First, and to my old eyes, a healing sight indeed, is the recent announcement by Amazon CreateSpace (which also is my presonal POD Publisher) that their "Pro Plan" titles will have the option to add INGRAM DISTRIBUTION to their marketing plan.
This is huge, as it will give self-published authors a much wider market exposure than they would have been able to secure alone. It effectively can add you7r boo to the largest bookseller distributor and institutional sales catalogs. Book stores. Libraries. Schools. The markets I only dreamed of.
It meant that my cover price had to go up. I had kept the price relatively low at $11.95, but that did not allow enough margin to allow the booksellers and distributor a rpoyalty/share, so I upped the cover price to $15.95, which will make me 52 cents per book sold, instead of my owing the publisher $2.70 eaqch time a book was sold.
The second thing to happen, was the reported reaction of various writer’s organizations when Harlequin rolled it’s POD operation into one of it’s imprint names. It was reported in detail in Publishers Weekly. Sounded like a relatively smart way for a business to reduce operating costs and move forward into a leaner operations model, but I guess I was wrong. Several writer’s groups, angered that they would now be in some way associated with self-publishing (Shudder! Horrors!), removed Harlequin from their approved publishers ranks. Inclu8ded are such organizations as the Mystery Writers Assn. and the Romance Writers Assn. Hmmmm. I suppose none of the members of those organizations ever self-published any books at all. No…not that!

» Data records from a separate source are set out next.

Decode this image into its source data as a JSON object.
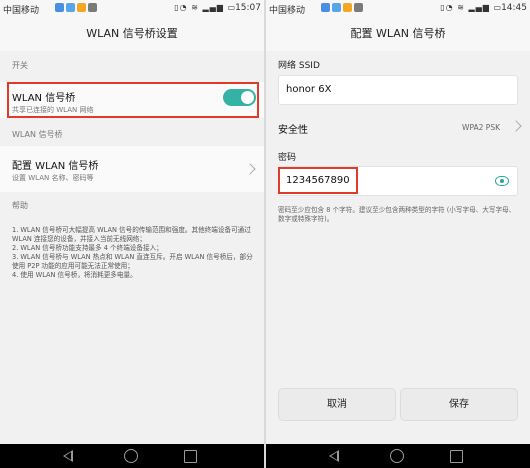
{
  "left": {
    "status": {
      "carrier": "中国移动",
      "time": "15:07"
    },
    "title": "WLAN 信号桥设置",
    "section_switch": "开关",
    "toggle_row": {
      "title": "WLAN 信号桥",
      "subtitle": "共享已连接的 WLAN 网络",
      "on": true
    },
    "section_bridge": "WLAN 信号桥",
    "config_row": {
      "title": "配置 WLAN 信号桥",
      "subtitle": "设置 WLAN 名称、密码等"
    },
    "section_help": "帮助",
    "help_lines": [
      "1. WLAN 信号桥可大幅提高 WLAN 信号的传输范围和强度。其他终端设备可通过 WLAN 连接您的设备，并接入当前无线网络；",
      "2. WLAN 信号桥功能支持最多 4 个终端设备接入；",
      "3. WLAN 信号桥与 WLAN 热点和 WLAN 直连互斥。开启 WLAN 信号桥后，部分使用 P2P 功能的应用可能无法正常使用；",
      "4. 使用 WLAN 信号桥，将消耗更多电量。"
    ]
  },
  "right": {
    "status": {
      "carrier": "中国移动",
      "time": "14:45"
    },
    "title": "配置 WLAN 信号桥",
    "ssid_label": "网络 SSID",
    "ssid_value": "honor 6X",
    "security_label": "安全性",
    "security_value": "WPA2 PSK",
    "password_label": "密码",
    "password_value": "1234567890",
    "password_hint": "密码至少应包含 8 个字符。建议至少包含两种类型的字符 (小写字母、大写字母、数字或特殊字符)。",
    "cancel_label": "取消",
    "save_label": "保存"
  },
  "colors": {
    "accent": "#33b2a5",
    "highlight": "#e03a2a"
  }
}
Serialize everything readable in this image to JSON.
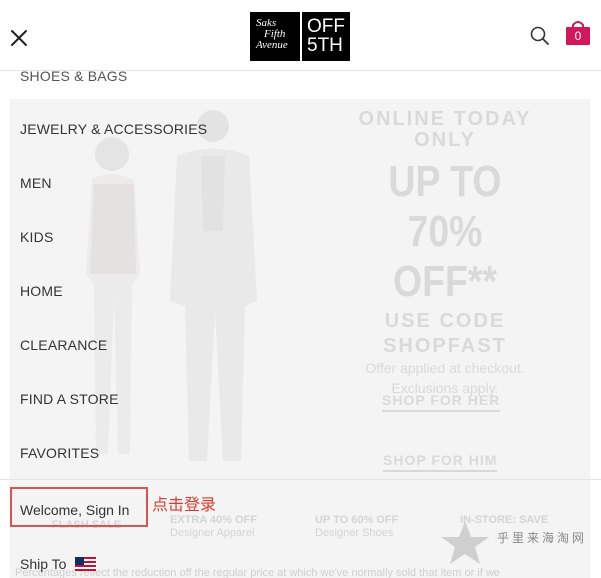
{
  "header": {
    "close_icon": "close-icon",
    "logo": {
      "saks_lines": [
        "Saks",
        "Fifth",
        "Avenue"
      ],
      "off_lines": [
        "OFF",
        "5TH"
      ]
    },
    "search_icon": "search-icon",
    "bag_count": "0",
    "accent_color": "#d1185a"
  },
  "menu": {
    "partial_item": "SHOES & BAGS",
    "items": [
      "JEWELRY & ACCESSORIES",
      "MEN",
      "KIDS",
      "HOME",
      "CLEARANCE",
      "FIND A STORE",
      "FAVORITES"
    ],
    "sign_in": "Welcome, Sign In",
    "ship_to": "Ship To"
  },
  "annotation": "点击登录",
  "promo": {
    "line1": "ONLINE TODAY",
    "line2": "ONLY",
    "upto": "UP TO 70%",
    "off": "OFF**",
    "use_code": "USE CODE",
    "code": "SHOPFAST",
    "applied": "Offer applied at checkout.",
    "exclusions": "Exclusions apply.",
    "shop_her": "SHOP FOR HER",
    "shop_him": "SHOP FOR HIM"
  },
  "deals": {
    "flash": "FLASH SALE",
    "d1_title": "EXTRA 40% OFF",
    "d1_sub": "Designer Apparel",
    "d2_title": "UP TO 60% OFF",
    "d2_sub": "Designer Shoes",
    "d3_title": "IN-STORE: SAVE"
  },
  "disclaimer": "Percentages reflect the reduction off the regular price at which we've normally sold that item or if we",
  "watermark": "乎里来海淘网"
}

Harlequin, responding in a puzzled mode, of course, indicated they would placate these organizations in some, to-be-determined manner. We’ll have to see where this settles out, but it seems that "last one in" writers, too are resisting the changes in the wind leading to a more cost-effective publishing industry. To me, under-educated, self-published writer that I am, to deny any fellow writer a recommended publisher in these hard times for fiction is ridiculous.
Last, a first edition EA Poe’s self-published 1827 first book — a book of poems, published in a run of 50 coipies when he was 18, brought more than US$662,000 at auction. Publishing Industry take note — some self-published authors work not only is quality writing, but some of them may actually be worth adding to one’s stable for a long-term investment.
All of this happened on the heels of a short four-day family vacation we take each December with our children and grand-kids. We pile into a condo in the Berkshires and pray for snow. This past week, while I was staring at the stark, bare trees and grey sky, a figure appeared from nowhere, hobbling along on a wooden staff. She approached slowly and asked me "Have you ever seen a four-leaf clover?" I answered, "of course, but I’ve never found one."
She replied "I find them wherever I go" and extending her hand, with a fist full of bright green clover (It’s December, remember?) asked "Want one?" I chose one, and thanked her. I turned back to my unit’s porch, and by the time I looked back to give her a wave, she was gone! But I have the clover — all four leaves, too! Maybe my luck will change after all! Maybe it will begin a much-awaited turnaround for the whole publishing industry — Indies included!